Project/Area Number |
03044091
|
Research Category |
Grant-in-Aid for international Scientific Research
|
Allocation Type | Single-year Grants |
Section | Joint Research |
Research Institution | The Institute of Social and Economic Research (ISER), Osaka University. |
Principal Investigator |
ONO Yoshiyasu ISER, Osaka University, 社会経済研究所, 教授 (70130763)
|
Co-Investigator(Kenkyū-buntansha) |
NAGATANI Keizo Department of Economics, University of British Columbia, コロンビア大学・経済学部, 教授
メアッツィ フェルディナ パドヴァ大学, 経済学部, 教授
ラヒリ サジャール エセックス大学, 経済学部, 教授
イートン ジョナサン ボストン大学, 経済学部, 教授
MEACCI Ferdinando Department of Economics, University of Padova
EATON Jonathan Department of Economics, Boston University
LAHIRI Sajal Department of Economics, University of Essex
|
Project Period (FY) |
1991 – 1992
|
Project Status |
Completed (Fiscal Year 1992)
|
Budget Amount *help |
¥3,500,000 (Direct Cost: ¥3,500,000)
Fiscal Year 1992: ¥2,000,000 (Direct Cost: ¥2,000,000)

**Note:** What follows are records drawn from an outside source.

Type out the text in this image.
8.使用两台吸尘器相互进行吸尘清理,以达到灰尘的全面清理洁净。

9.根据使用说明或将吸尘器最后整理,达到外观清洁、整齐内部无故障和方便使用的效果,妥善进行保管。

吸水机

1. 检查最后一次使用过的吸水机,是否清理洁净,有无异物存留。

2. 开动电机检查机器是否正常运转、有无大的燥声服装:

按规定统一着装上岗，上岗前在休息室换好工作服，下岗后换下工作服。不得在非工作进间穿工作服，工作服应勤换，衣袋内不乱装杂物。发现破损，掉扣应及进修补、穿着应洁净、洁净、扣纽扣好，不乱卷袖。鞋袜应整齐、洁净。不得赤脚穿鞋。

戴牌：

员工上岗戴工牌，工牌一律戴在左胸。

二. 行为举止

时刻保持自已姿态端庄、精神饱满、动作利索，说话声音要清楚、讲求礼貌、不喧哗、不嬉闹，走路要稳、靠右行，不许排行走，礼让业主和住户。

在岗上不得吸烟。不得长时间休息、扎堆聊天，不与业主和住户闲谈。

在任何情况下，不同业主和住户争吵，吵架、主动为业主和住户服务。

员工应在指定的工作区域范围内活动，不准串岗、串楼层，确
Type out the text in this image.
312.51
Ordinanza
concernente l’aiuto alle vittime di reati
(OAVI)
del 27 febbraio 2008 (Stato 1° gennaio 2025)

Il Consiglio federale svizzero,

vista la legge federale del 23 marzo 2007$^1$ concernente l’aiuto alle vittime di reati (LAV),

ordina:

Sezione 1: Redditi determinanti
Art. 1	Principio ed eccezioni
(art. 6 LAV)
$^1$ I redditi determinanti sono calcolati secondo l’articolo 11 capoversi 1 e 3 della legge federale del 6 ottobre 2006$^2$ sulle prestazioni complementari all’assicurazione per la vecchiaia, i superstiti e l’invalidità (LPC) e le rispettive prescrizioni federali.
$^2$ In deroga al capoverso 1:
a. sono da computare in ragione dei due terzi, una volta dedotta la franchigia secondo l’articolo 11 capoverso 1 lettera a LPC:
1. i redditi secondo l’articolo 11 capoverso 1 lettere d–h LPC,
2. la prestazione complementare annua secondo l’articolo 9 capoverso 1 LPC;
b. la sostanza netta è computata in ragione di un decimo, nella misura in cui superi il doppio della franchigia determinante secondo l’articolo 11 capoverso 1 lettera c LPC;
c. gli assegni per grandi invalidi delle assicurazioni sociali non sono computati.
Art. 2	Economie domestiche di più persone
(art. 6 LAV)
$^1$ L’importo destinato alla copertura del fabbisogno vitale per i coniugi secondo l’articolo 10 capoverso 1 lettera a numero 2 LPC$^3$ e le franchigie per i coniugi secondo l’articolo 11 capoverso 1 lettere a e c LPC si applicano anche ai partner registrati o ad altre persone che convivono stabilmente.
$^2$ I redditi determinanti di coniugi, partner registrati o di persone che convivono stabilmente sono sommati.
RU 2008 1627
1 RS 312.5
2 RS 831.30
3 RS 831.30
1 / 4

Fiscal Year 1991: ¥1,500,000 (Direct Cost: ¥1,500,000)
|
Keywords | Oligopoly / Voluntary Export Restraint / GATT Rule / Foreign Asset Position / Welfare / Dynamic Trade Model / International Spill-Over Effect / GATTル-ル |
Research Abstract |
This project consists of three parts : 1. International Trade in an Oligopolistic Open Economy (with S. Lahiri), 2. International Strategic Policy Interdependence in the Context of the GATT Regime (with J. Eaton), and 3. International Spill-Over Effects of Various Policies in a Dynamic Optimization Framework (with S. Ikeda, A. Shibata, etc.). 1. A two-country model with one competitive and one Cournot-oligopolistic sector is examined. If free entry is allowed in the oligopoly sector, both factor price equalization and the standard result on comparative advantage hold. Furthermore, in addition to the standard gains from trade, opening trade benefits a country through a reduction in the degree of monopoly. Next, using an oligopoly model with endogenous R&D investment and a marginal-cost differential between oligopolists, the effect of eliminating a firm on the world welfare is examined. Surprisingly, monopoly results in a higher world welfare than Cournot duopoly. 2. The threat of the exporting country's retaliation approved by GATT makes it advantageous for both the exporting and importing countries to establish an OMA. By designing an OMA under which its deadweight loss is appropriately distributed to them, they avoid the retaliation approved by GATT which causes an additional deadweight loss. 3. By applying dynamic optimization behavior to a two-country economy, the effects of various policies (e.g. fiscal spending, an asset-holding tax, a corporate tax, etc.) and supply-side shocks on the paths of consumption, foreign asset position and each country's welfare are explored. The welfare effect consists of the intratemporal terms-of trade (the relative price) effect and the intertemporal terms-of-trade (the interest rate) effect. Thus, even if a country's policy promotes import and improves a foreign country's terms of trade, the foreign country may be worse off depending on its foreign asset position.